Incroyable tour de force d’un Yasmina Khadra mettant en scène à la première personne, sans caricature ni manichéisme, le crépuscule d’un dictateur au bord de la folie.Un homme rongé par les psychotropes, au phrasé aussi halluciné qu’incantatoire.Un homme condamné qui va tenter un dernier baroud d’honneur avant la curée, et dont la fin pitoyable restera à jamais dans les mémoires.

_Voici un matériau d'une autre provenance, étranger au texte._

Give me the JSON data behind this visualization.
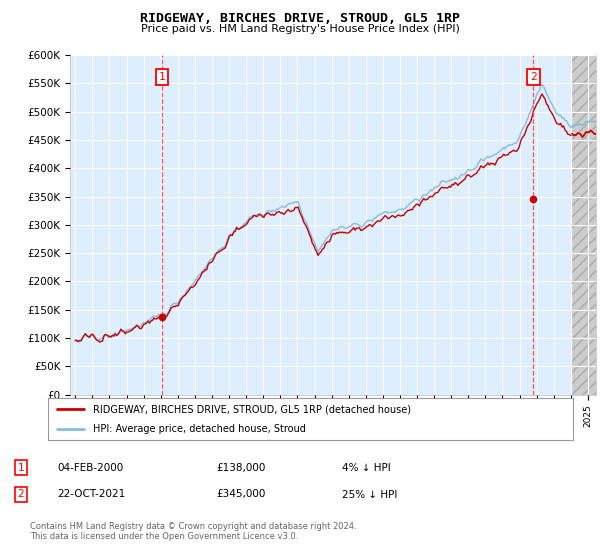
{
  "title": "RIDGEWAY, BIRCHES DRIVE, STROUD, GL5 1RP",
  "subtitle": "Price paid vs. HM Land Registry's House Price Index (HPI)",
  "ylabel_ticks": [
    "£0",
    "£50K",
    "£100K",
    "£150K",
    "£200K",
    "£250K",
    "£300K",
    "£350K",
    "£400K",
    "£450K",
    "£500K",
    "£550K",
    "£600K"
  ],
  "ytick_values": [
    0,
    50000,
    100000,
    150000,
    200000,
    250000,
    300000,
    350000,
    400000,
    450000,
    500000,
    550000,
    600000
  ],
  "ylim": [
    0,
    600000
  ],
  "background_color": "#ffffff",
  "plot_bg_color": "#ddeeff",
  "grid_color": "#ffffff",
  "hpi_color": "#88bbdd",
  "property_color": "#cc0000",
  "t1_year": 2000.09,
  "t1_price": 138000,
  "t2_year": 2021.81,
  "t2_price": 345000,
  "legend_property": "RIDGEWAY, BIRCHES DRIVE, STROUD, GL5 1RP (detached house)",
  "legend_hpi": "HPI: Average price, detached house, Stroud",
  "footnote": "Contains HM Land Registry data © Crown copyright and database right 2024.\nThis data is licensed under the Open Government Licence v3.0.",
  "table_rows": [
    {
      "num": "1",
      "date": "04-FEB-2000",
      "price": "£138,000",
      "hpi": "4% ↓ HPI"
    },
    {
      "num": "2",
      "date": "22-OCT-2021",
      "price": "£345,000",
      "hpi": "25% ↓ HPI"
    }
  ],
  "xmin": 1994.7,
  "xmax": 2025.5,
  "hatch_start": 2024.0
}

Les dernières pages sont d’une sublime intensité dramatique, traversées par un éclair de lucidité bien trop tardif : « L’orgueil est allergique à la raison. Quand on a dominé les peuples, on s’oublie sur son nuage. Mais qu’a-t-on dominé au juste ? Pour aboutir à quoi ? En fin de compte, le pouvoir est une méprise : on croit savoir et l’on s’aperçoit qu’on a tout faux. Au lieu de revoir sa copie, on s’entête à voir les choses telles qu’on voudrait qu’elles soient. » A travers la déchéance inéluctable d’un personnage digne de Shakespeare, cette dernière nuit du Raïs offre la vision apocalyptique d'un pays en plein chaos qui, en se libérant du dictateur honni, ne s'offrira pas pour autant un avenir tout tracé vers la démocratie, loin s'en faut.
La dernière nuit du Raïs de Yasmina Khadra. Julliard, 2015. 210 pages. 18,00 euros.